Tuesday, 26 April 2011

25 years

It’s 25 years ago. Time flies when you’re having fun. April 26 in 1986 was nice in Kiev. It was sunny and warm and I was playing with some other girls outside. I was wearing a red and yellow chequered dress with short sleeves. We were eating (or drinking?) nectar of the cherry blossom. It’s funny a day can stay so crisp in my memory for 25 years.

The days after are shredded to pieces by time. Sudden smell of concern in the air after the 1st of May celebrations. Endless updates on security measures on TV, rolled up carpets and removed curtains, closed windows, collecting dust with a moist cloth three times a day, no school, rumours of panic on railway stations, radiological control of all flights coming from Ukraine at the Saratov airport.

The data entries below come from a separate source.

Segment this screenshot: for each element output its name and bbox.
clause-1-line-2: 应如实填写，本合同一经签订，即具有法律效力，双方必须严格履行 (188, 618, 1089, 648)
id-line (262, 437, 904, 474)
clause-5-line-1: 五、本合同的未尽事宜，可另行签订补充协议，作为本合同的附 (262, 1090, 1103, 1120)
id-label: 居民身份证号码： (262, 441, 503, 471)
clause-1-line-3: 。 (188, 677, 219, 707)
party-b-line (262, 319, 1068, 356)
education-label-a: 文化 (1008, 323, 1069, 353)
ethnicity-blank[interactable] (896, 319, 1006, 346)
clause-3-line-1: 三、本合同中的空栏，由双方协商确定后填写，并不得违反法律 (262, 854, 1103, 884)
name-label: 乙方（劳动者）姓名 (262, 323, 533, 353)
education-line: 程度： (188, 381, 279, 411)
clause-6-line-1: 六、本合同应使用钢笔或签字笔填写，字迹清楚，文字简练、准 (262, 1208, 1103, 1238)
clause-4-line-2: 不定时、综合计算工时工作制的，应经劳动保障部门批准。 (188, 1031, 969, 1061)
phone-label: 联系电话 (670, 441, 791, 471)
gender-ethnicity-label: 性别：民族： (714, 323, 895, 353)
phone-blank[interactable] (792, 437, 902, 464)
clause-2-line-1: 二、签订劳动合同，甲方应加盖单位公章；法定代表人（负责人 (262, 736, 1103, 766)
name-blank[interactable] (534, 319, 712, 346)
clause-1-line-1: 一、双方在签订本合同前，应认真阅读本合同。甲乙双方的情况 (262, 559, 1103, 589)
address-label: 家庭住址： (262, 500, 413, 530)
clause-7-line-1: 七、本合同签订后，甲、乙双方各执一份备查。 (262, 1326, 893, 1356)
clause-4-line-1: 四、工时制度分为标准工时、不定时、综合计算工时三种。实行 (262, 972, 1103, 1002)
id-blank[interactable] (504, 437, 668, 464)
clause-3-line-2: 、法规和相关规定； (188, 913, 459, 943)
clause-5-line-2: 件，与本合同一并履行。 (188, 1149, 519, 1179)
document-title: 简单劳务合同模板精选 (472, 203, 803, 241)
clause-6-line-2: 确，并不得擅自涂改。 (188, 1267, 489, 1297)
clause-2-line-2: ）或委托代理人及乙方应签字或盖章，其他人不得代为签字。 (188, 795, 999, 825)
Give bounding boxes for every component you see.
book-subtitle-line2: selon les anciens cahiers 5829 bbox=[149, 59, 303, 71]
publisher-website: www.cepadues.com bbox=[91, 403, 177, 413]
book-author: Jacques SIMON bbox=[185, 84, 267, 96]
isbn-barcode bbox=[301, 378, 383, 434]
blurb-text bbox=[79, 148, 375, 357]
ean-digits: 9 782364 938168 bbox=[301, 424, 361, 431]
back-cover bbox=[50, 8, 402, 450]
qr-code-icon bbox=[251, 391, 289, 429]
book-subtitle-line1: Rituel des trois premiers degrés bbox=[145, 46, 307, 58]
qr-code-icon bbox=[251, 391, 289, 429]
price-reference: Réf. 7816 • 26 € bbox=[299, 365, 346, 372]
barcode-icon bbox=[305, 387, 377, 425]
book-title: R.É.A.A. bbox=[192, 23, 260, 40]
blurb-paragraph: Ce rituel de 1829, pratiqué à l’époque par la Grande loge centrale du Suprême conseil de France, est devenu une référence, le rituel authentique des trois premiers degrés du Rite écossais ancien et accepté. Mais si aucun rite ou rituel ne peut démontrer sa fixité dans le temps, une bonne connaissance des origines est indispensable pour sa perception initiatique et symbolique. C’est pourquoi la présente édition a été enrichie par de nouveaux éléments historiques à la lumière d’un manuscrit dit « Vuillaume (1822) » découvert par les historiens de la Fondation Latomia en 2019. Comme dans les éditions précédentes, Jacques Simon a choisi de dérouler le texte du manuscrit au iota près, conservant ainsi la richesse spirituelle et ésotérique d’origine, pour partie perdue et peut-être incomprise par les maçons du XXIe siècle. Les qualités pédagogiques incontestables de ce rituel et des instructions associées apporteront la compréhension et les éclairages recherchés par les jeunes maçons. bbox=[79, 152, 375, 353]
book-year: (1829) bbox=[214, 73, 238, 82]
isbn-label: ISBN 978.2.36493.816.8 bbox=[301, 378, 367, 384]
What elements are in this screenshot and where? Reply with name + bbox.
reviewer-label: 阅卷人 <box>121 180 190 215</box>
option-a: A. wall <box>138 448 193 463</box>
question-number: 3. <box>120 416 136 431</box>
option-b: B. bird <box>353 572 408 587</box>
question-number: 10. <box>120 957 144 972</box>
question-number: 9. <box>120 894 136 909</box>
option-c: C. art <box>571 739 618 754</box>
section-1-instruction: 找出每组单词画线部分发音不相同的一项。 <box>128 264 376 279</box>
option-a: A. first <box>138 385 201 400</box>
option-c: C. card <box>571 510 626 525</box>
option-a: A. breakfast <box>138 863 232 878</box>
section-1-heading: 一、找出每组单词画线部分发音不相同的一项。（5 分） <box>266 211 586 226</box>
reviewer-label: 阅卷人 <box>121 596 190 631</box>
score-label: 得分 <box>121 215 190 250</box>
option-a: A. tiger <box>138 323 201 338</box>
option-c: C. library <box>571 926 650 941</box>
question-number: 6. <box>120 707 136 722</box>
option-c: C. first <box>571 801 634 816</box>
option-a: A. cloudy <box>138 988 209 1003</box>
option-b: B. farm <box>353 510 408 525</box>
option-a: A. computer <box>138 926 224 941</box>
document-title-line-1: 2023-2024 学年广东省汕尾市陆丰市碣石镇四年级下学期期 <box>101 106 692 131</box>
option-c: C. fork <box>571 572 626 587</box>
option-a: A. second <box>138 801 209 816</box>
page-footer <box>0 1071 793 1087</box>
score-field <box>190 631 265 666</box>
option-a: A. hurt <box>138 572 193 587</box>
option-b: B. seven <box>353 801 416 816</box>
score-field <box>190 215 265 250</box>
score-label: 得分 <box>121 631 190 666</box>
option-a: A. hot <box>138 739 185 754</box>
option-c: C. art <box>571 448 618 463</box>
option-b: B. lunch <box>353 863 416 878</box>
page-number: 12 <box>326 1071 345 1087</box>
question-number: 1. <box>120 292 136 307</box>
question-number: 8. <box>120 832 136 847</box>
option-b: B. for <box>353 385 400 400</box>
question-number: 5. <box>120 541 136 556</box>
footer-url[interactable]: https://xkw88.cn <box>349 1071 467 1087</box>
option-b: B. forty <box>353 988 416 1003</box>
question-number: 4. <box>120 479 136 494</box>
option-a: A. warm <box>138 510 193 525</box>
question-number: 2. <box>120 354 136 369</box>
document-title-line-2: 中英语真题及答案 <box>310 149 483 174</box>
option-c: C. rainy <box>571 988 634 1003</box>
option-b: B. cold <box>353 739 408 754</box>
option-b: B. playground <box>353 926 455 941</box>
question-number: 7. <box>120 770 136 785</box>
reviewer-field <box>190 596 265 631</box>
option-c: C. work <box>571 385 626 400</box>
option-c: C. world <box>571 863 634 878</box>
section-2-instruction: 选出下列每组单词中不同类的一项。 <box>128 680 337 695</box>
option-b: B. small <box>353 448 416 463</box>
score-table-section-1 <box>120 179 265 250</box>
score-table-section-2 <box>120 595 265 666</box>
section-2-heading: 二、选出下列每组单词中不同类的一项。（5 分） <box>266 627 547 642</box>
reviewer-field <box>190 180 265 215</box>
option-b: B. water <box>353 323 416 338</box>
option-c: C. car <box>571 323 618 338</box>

I don’t know anyone who died because of the Chernobyl catastrophe. I’m not even sure I know anyone who got seriously ill after ‘consuming’ too much radiation. It’s not the physical threat that left a bleeding scar in my heart. Rather, Chernobyl catastrophe was a betrayal of such a great scale my mind has difficulty to conceive.

Millions of people were relying on the state and the state controlled media for their safety and were lied to. My country has sent fathers of my school friends to shovel cement in deadly radiation without any protection whatsoever and without informing them about the risks. My country has tried to prevent my parents from bringing me and my baby sister to a safer place. My country has lied to me about the true consequences of the catastrophe. And if my country is my home, what’s left for me?

I am sure I’m not the only one feeling angry and powerless even 25 years after the accident. Loads of research has been done to determine the actual damage of the catastrophe, but the main focus is death and illness. Has anyone ever tried to measure how many people lost trust? Wouldn’t that change the figures drastically?

And as for people that were actually confronted with death and destruction and who had to leave their homes – I guess the tragedy is much bigger for them. I wonder how they cope.